How to work during the course

You will be working on your Galaxy instance throughout the course and produce two different kinds of results:

  • source codes: jupyter notebooks, python scripts

  • data: netCDF, tabular/csv, etc. and figures/plots (png, HTML, etc.)

We will use github to save our code changes (jupyter notebooks, python scripts) and our private s3-compatible shared storage (http://forces2021.uiogeo-apps.sigma2.no/) for storing data (netCDF, tabular/csv, etc.) and plots/figures (png, HTML, etc.)

Clone the forces-2021 git repo to your Galaxy instance

  • start a terminal window in your JupyterLab to clone our github respository:

    1. make a personal token (https://www.shanebart.com/clone-repo-using-token/) and make sure you save it in a safe place!

    2. type:

        git clone https://github.com/NordicESMhub/forces-2021
        password = token
      
    3. use the sidebar to navigate in the github structure.

    4. Find code examples under content/learning/example-notebooks

Warning

As previously mentioned, make sure to push your code changes regularly to github.

Save your notebooks

  1. Always add your name in the filename to avoid any mistakes (overwrite other’s notebooks, etc.) such as eClimate_2021_NAME.ipynb

  2. Add/update your notebook in the private forces-2021 repository:

    • If you are familiar with git and github: make a new branch, add your notebook in the notebooks folder and make a Pull Request;

    • otherwise:

If you want to learn more about sharing your notebooks, check our section on “How to share your notebooks?”.

Data Management Plan

It is important to think about what you will be using (input data), what you will be producing (jupyter notebooks, python scripts, datasets) and what to do with all the different data (before, during and after your project is completed).

Write a small document (can be in a Jupyter notebook or mardown), detailing:

  • What input data is needed/used for your project (update it whenever you have new information to add):

    • Do they have a unique identifier (DOI), are they available from an authoritative data provider, etc. Provide as much information as you would need to find/reuse the same data in a year or more;

  • What data will you generate?

    • python scripts and jupyter notebooks should be saved in for forces-2021 private repository

    • new generated datasets, plots/figures should be saved in http://forces2021.uiogeo-apps.sigma2.no/: bucket: work and then create a new folder with your name (no spaces or special characters).

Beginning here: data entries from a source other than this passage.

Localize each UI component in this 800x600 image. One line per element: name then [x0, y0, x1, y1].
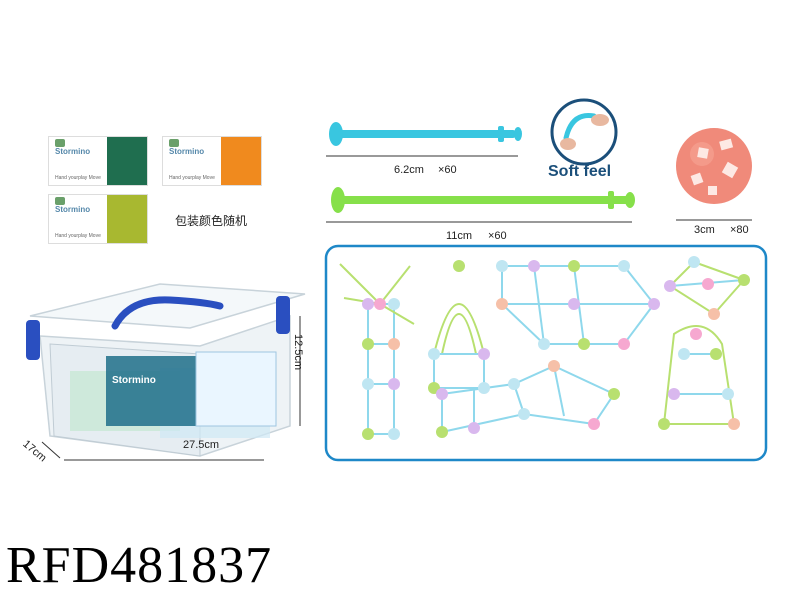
- package-card-subtitle: Hand yourplay Move: [169, 175, 215, 181]
- package-color-band: [221, 137, 261, 185]
- brand-logo-icon: [55, 197, 65, 205]
- long-stick-size: 11cm: [446, 230, 473, 242]
- ball-size: 3cm: [694, 224, 715, 236]
- package-card-title: Stormino: [55, 147, 91, 156]
- random-color-note: 包装颜色随机: [175, 214, 248, 228]
- package-card-title: Stormino: [169, 147, 205, 156]
- package-card-orange: Stormino Hand yourplay Move: [162, 136, 262, 186]
- package-card-lime: Stormino Hand yourplay Move: [48, 194, 148, 244]
- box-height-label: 12.5cm: [292, 334, 304, 371]
- box-icon: [26, 283, 306, 457]
- long-stick-illustration: [326, 187, 635, 223]
- ball-illustration: [676, 128, 752, 221]
- package-color-band: [107, 137, 147, 185]
- soft-feel-illustration: [550, 98, 618, 166]
- box-width-label: 27.5cm: [183, 439, 220, 451]
- example-model-dome: [433, 303, 485, 389]
- ball-icon: [676, 128, 752, 204]
- package-card-subtitle: Hand yourplay Move: [55, 233, 101, 239]
- stick-icon: [331, 187, 635, 213]
- short-stick-size: 6.2cm: [394, 164, 424, 176]
- soft-feel-icon: [550, 98, 618, 166]
- soft-feel-label: Soft feel: [548, 163, 612, 180]
- brand-logo-icon: [169, 139, 179, 147]
- build-examples-panel: [324, 244, 768, 462]
- short-stick-qty: ×60: [438, 164, 457, 176]
- product-code: RFD481837: [6, 537, 273, 594]
- ball-qty: ×80: [730, 224, 749, 236]
- package-card-title: Stormino: [55, 205, 91, 214]
- stick-icon: [329, 122, 522, 146]
- long-stick-qty: ×60: [488, 230, 507, 242]
- storage-box-illustration: [26, 283, 306, 461]
- box-brand-label: Stormino: [112, 375, 156, 386]
- package-card-subtitle: Hand yourplay Move: [55, 175, 101, 181]
- package-color-band: [107, 195, 147, 243]
- brand-logo-icon: [55, 139, 65, 147]
- package-card-green: Stormino Hand yourplay Move: [48, 136, 148, 186]
- short-stick-illustration: [326, 122, 522, 157]
- example-joints: [362, 256, 750, 440]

You may also want to save your python scripts and jupyter notebooks there too before you upload the final jupyter notebook & python scripts;

If you have any doubts, ask your group leader.

Organize my project directories

Most people who have done a bit of data analysis have experienced that your working directories can quickly become an unintelligible mess. Therefore, make sure to keep a clean house, with e.g. inputs in one corner, outputs in another, and your notebooks in yet a third. For instance, in http://forces2021.uiogeo-apps.sigma2.no/, bucket: work/yourname, I created 3 folders:

  • input: I will have a document with a list of input data I am using, with the DOI for each datasets;

  • tool: I regularly save all my jupyter notebooks and scripts (remember that you should also upload them to the private github repository forces-2021, at least at the end of the course)

  • output: I created two sub-folders:

    • data: I save all the new datasets (data files), including intermediate results;

    • figures: I save all my important plots/figures (png, HTML, etc.)